The rest of the Yankee army failed to support him, his position was overrun and Sickles had his leg shot off. He was soundly decried for the rest of the war.
If he’d been more concerned about his reputation, he would have followed sound business practices by holding back from showing any initiative–or even rendering an opinion. Instead, he would have demonstrated his management skills by simply attending all of Gen. Meade’s meetings and saying nothing except to agree with the boss.
That’s what nearly all of Lee’s subordinates did at the meeting he called before sending 12,000 men out with Pickett across a mile of open field.
The subordinates all came out of the war as Southern heroes, especially Gen. J.E.B. Stuart, who was so skilled at business leadership techniques he and his cavalry were miles away for most of the fighting.

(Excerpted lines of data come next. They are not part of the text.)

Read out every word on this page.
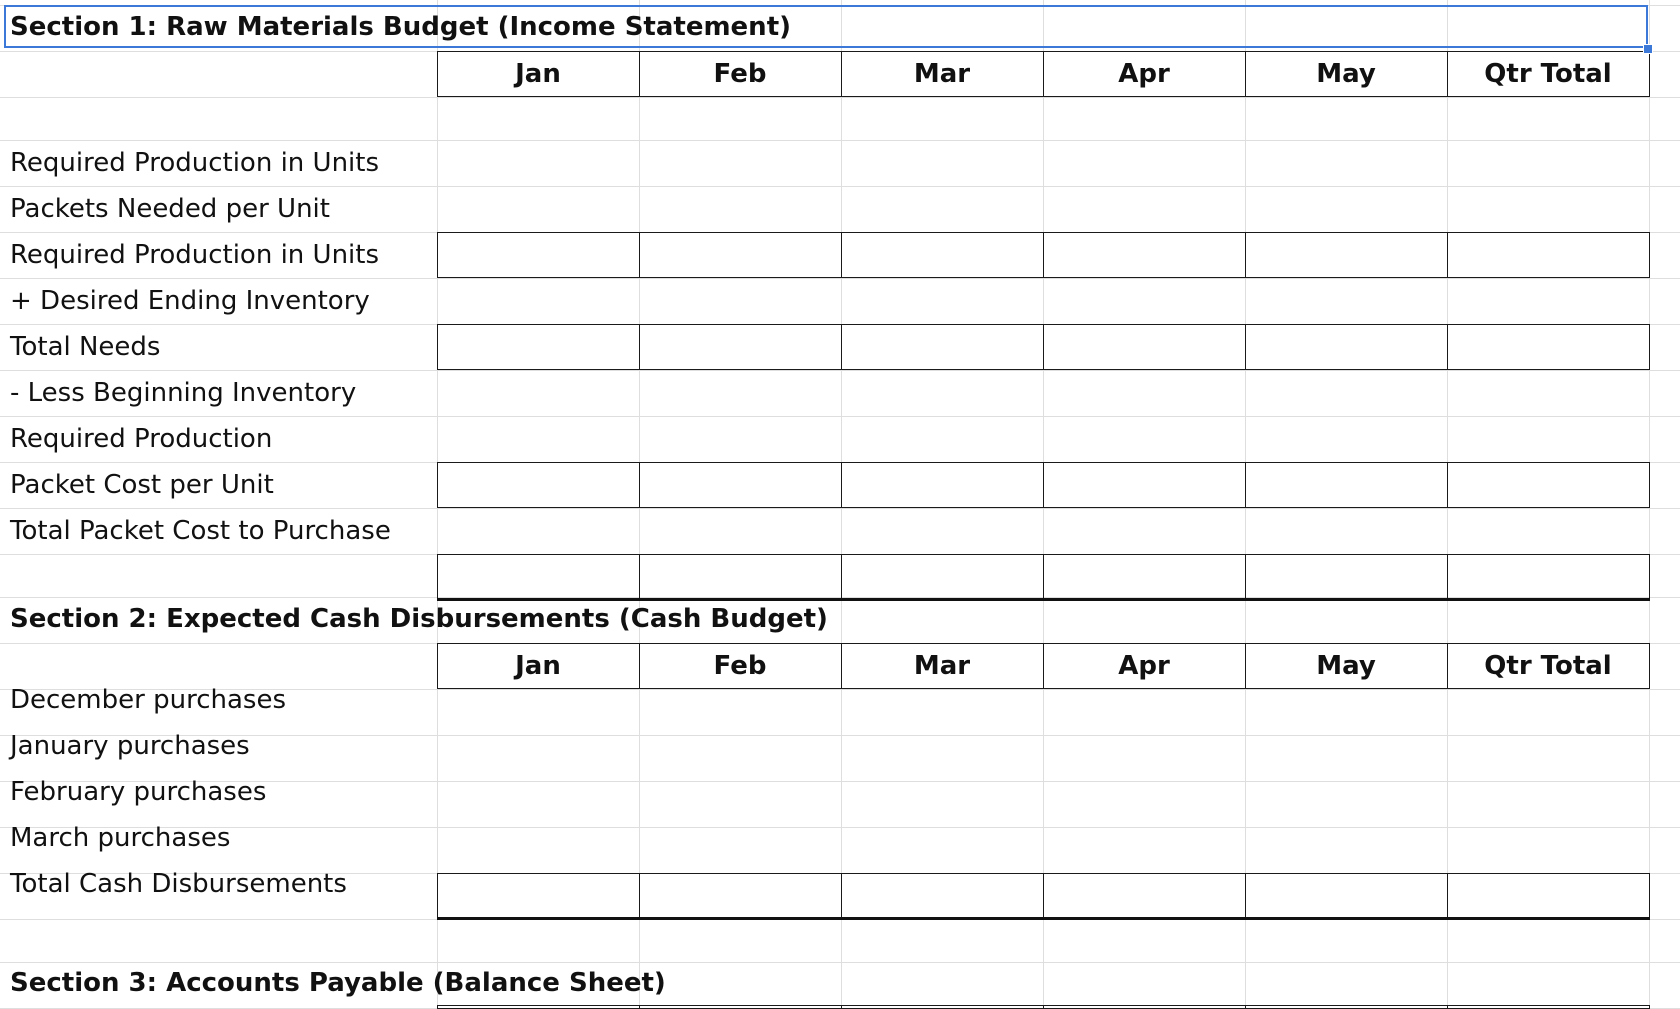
Section 1: Raw Materials Budget (Income Statement)
Jan	Feb	Mar	Apr	May	Qtr Total
Required Production in Units
Packets Needed per Unit
Required Production in Units
+ Desired Ending Inventory
Total Needs
- Less Beginning Inventory
Required Production
Packet Cost per Unit
Total Packet Cost to Purchase
Section 2: Expected Cash Disbursements (Cash Budget)
Jan	Feb	Mar	Apr	May	Qtr Total
December purchases
January purchases
February purchases
March purchases
Total Cash Disbursements
Section 3: Accounts Payable (Balance Sheet)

Many of Lee’s Confederates had no shoes and had to attack barefoot–an example for today’s corporate managers to keep in mind when they deal with problems of overhead (not to speak of underfoot).
But then, they were all in uniform, illustrating the importance of today’s corporate office dress codes.
But then again, they lost, illustrating the importance of picking the right side in a dispute, and always making sure it’s the one with the shoes.
Gettysburg is considered the most important battle of the Civil War, but–because of Southern rashness and Northern reticence–it ended rather inconclusively, and the war went on two more bloody years.
Losses on both sides in the battle were horrendous, with the North suffering 23,000 casualties in the three days of fighting and the South an estimated 28,000. Yet along came President Lincoln with his Gettysburg Address, making everyone feel good in just 272 words.
You see, just like a corporate annual report.